The RDF Validation service can be used to graph RDF, but since this expands prefixed names to full URIs the graphs can look rather un-readable as examples.

This service is for drawing simple triple graphs where each triple is defined in a local XML format in which each triple has attributes subject, property and object. [XQuery function to convert RDF to N3 needed]

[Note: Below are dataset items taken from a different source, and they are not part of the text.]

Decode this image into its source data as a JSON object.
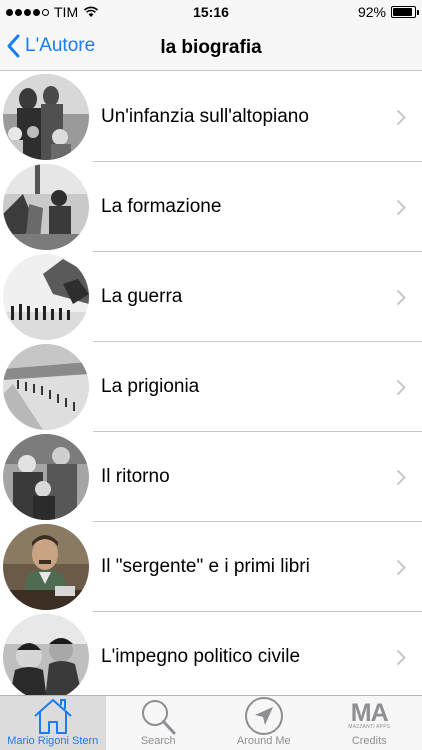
{
  "status_bar": {
    "carrier": "TIM",
    "time": "15:16",
    "battery_percent": "92%",
    "battery_level": 0.92,
    "signal_bars_filled": 4,
    "signal_bars_total": 5
  },
  "nav": {
    "back_label": "L'Autore",
    "title": "la biografia"
  },
  "list": {
    "items": [
      {
        "label": "Un'infanzia sull'altopiano",
        "thumb": "family-photo"
      },
      {
        "label": "La formazione",
        "thumb": "soldier-photo"
      },
      {
        "label": "La guerra",
        "thumb": "war-photo"
      },
      {
        "label": "La prigionia",
        "thumb": "prison-photo"
      },
      {
        "label": "Il ritorno",
        "thumb": "return-photo"
      },
      {
        "label": "Il \"sergente\" e i primi libri",
        "thumb": "writer-photo"
      },
      {
        "label": "L'impegno politico civile",
        "thumb": "politics-photo"
      }
    ]
  },
  "tab_bar": {
    "tabs": [
      {
        "label": "Mario Rigoni Stern",
        "icon": "home-icon",
        "active": true
      },
      {
        "label": "Search",
        "icon": "search-icon",
        "active": false
      },
      {
        "label": "Around Me",
        "icon": "location-arrow-icon",
        "active": false
      },
      {
        "label": "Credits",
        "icon": "ma-logo-icon",
        "active": false
      }
    ],
    "credits_logo_text": "MA",
    "credits_logo_subtext": "MAZZANTI APPS"
  },
  "colors": {
    "accent": "#1a7cf5",
    "bar_background": "#f7f7f7",
    "separator": "#c8c7cc",
    "inactive_tab": "#8e8e93"
  }
}
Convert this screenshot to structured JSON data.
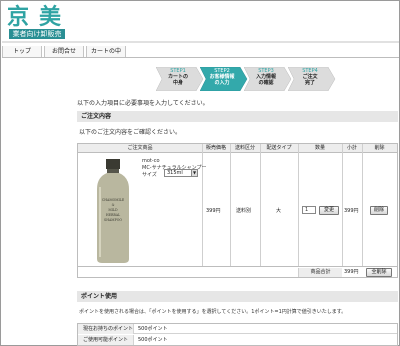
{
  "header": {
    "logo_text": "京美",
    "logo_subtitle": "業者向け卸販売"
  },
  "nav": {
    "items": [
      {
        "label": "トップ"
      },
      {
        "label": "お問合せ"
      },
      {
        "label": "カートの中"
      }
    ]
  },
  "steps": [
    {
      "number": "STEP1",
      "label_line1": "カートの",
      "label_line2": "中身",
      "active": false
    },
    {
      "number": "STEP2",
      "label_line1": "お客様情報",
      "label_line2": "の入力",
      "active": true
    },
    {
      "number": "STEP3",
      "label_line1": "入力情報",
      "label_line2": "の確認",
      "active": false
    },
    {
      "number": "STEP4",
      "label_line1": "ご注文",
      "label_line2": "完了",
      "active": false
    }
  ],
  "intro_text": "以下の入力項目に必要事項を入力してください。",
  "order_section": {
    "heading": "ご注文内容",
    "description": "以下のご注文内容をご確認ください。"
  },
  "cart_table": {
    "headers": [
      "ご注文商品",
      "販売価格",
      "送料区分",
      "配送タイプ",
      "数量",
      "小計",
      "削除"
    ],
    "item": {
      "maker": "mot-co",
      "name": "MC-サナチュラルシャンプー",
      "size_label": "サイズ",
      "size_value": "315ml",
      "price": "399円",
      "shipping_class": "送料別",
      "delivery_type": "大",
      "quantity": "1",
      "change_button": "変更",
      "subtotal": "399円",
      "delete_button": "削除",
      "bottle_label": "CHAMOMILE & MILD HERBAL SHAMPOO"
    },
    "total_label": "商品合計",
    "total_value": "399円",
    "clear_button": "全削除"
  },
  "points_section": {
    "heading": "ポイント使用",
    "description": "ポイントを使用される場合は、「ポイントを使用する」を選択してください。1ポイント=1円計算で値引きいたします。",
    "rows": [
      {
        "label": "現在お持ちのポイント",
        "value": "500ポイント"
      },
      {
        "label": "ご使用可能ポイント",
        "value": "500ポイント"
      }
    ]
  },
  "colors": {
    "brand_teal": "#2fa3a3",
    "step_active": "#33a9ab",
    "step_inactive": "#dcdcdc"
  }
}
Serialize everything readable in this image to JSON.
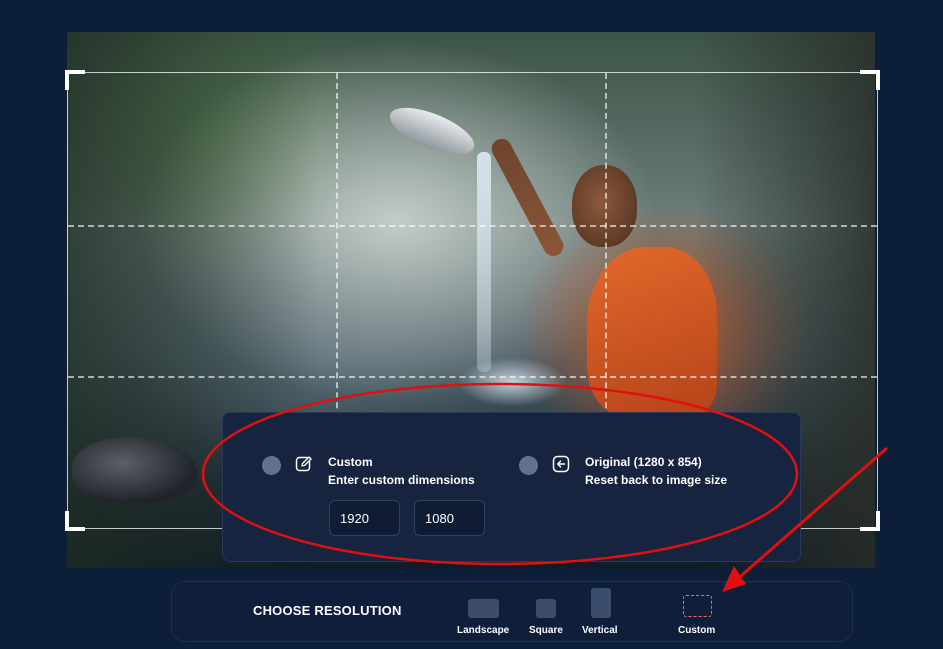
{
  "popup": {
    "custom_option": {
      "title": "Custom",
      "subtitle": "Enter custom dimensions",
      "width_value": "1920",
      "height_value": "1080",
      "icon": "edit-icon"
    },
    "original_option": {
      "title": "Original (1280 x 854)",
      "subtitle": "Reset back to image size",
      "icon": "reset-arrow-icon"
    }
  },
  "resolution_bar": {
    "title": "CHOOSE RESOLUTION",
    "options": [
      {
        "label": "Landscape"
      },
      {
        "label": "Square"
      },
      {
        "label": "Vertical"
      },
      {
        "label": "Custom"
      }
    ]
  },
  "colors": {
    "background": "#0d1e38",
    "panel": "#16243f",
    "annotation": "#e01010",
    "custom_accent": "#ff6a4a"
  }
}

Subjects and objects are drawn as nodes, triples as arcs with the property as the label. If the subject or object contains ':' or starts with 'http://', then the node is shown as an ellipse. If it starts with '_' it is a blank node and an unnamed circle is shown; otherwise the node is assumed to be a literal and is drawn in a box.

Endpoint

[edit | edit source]
[1]

Heading text

[edit | edit source]

Parameters

[edit | edit source]
  • url : url of triples in the xml format illustrated above
  • dir : LR - left to right (default), TB - top to bottom [ rankdir in Graphviz]
  • title : title for graph - default none

Example

[edit | edit source]

From page 11 of the RDF primer

<?xml version="1.0" encoding="UTF-8"?>
<graph>
    <triple subject="exstaff:85740" property="exterms:address" object="exaddressid:87540"/>
    <triple subject="exaddressid:87540" property="exterms:street" object="1501 Grant Avenue"/>
    <triple subject="exaddressid:87540" property="exterms:city" object="Bedford"/>
    <triple subject="exaddressid:87540" property="exterms:state" object="Massachusetts"/>
    <triple subject="exaddressid:87540" property="exterms:postalcode" object="01730"/>
</graph>

dot Output


digraph { rankdir='LR' 
"exstaff:85740" [label="exstaff:85740" shape=ellipse];
"exaddressid:87540" [label="exaddressid:87540" shape=ellipse];
"1501 Grant Avenue" [label="1501 Grant Avenue" shape=box];
"Bedford" [label="Bedford" shape=box];
"Massachusetts" [label="Massachusetts" shape=box];
"01730" [label="01730" shape=box];
"exstaff:85740" -> "exaddressid:87540" [label="exterms:address"];
"exaddressid:87540" -> "1501 Grant Avenue" [label="exterms:street"];
"exaddressid:87540" -> "Bedford" [label="exterms:city"];
"exaddressid:87540" -> "Massachusetts" [label="exterms:state"];
"exaddressid:87540" -> "01730" [label="exterms:postalcode"];
} 

GIF Image

http://www.cems.uwe.ac.uk/~cjwallac/apps/services/dot2media-v2.php?url=http://kitwallace.co.uk/rdf/xquery/triple2dot.xq?url%3Dhttp://kitwallace.co.uk/rdf/data/triplesExample.xml

Usage

[edit | edit source]

Either save the generated gif, or use 5clicks or similar to capture the image on the screen. One way to print large GIF images is to save the image, then insert it into an Excel spreadsheet. Excel will print the image over multiple pages. Reduced in size and with page borders removed, even large graphs can be printed and then taped together.

Source

[edit | edit source]
declare option exist:serialize "method=text media-type=text/text";
declare variable $nl := "&#10;";
declare variable $url := request:get-parameter("url",());
declare variable $dir := request:get-parameter("dir","LR");
declare variable $title := request:get-parameter("title","");

let $graph := doc($url)
return   ( 
  "digraph ",$title, " { rankdir='" , $dir,"' ", $nl,
   for $node in distinct-values(($graph//triple/@subject,$graph//triple/@object))
   let $nodetype := 
     if (contains($node,":") or starts-with ($node,"http://")) 
     then concat ('label="',$node,'" shape=ellipse') 
     else if (starts-with($node,"_"))
     then 'shape=circle'
     else concat ('label="',$node,'" shape=box') 
   return 
     concat ('"',$node,'" [',$nodetype,'];',$nl)
    ,
     for $triple in $graph//triple
     return 
      ( concat ('"', $triple/@subject, '" -> "' , $triple/@object ,'" [label="',$triple/@property, '"];'), $nl)
    ,
   "} ",$nl
)

This script would be improved by the use of an intermediate XML structure and a XSLT script to convert to dot.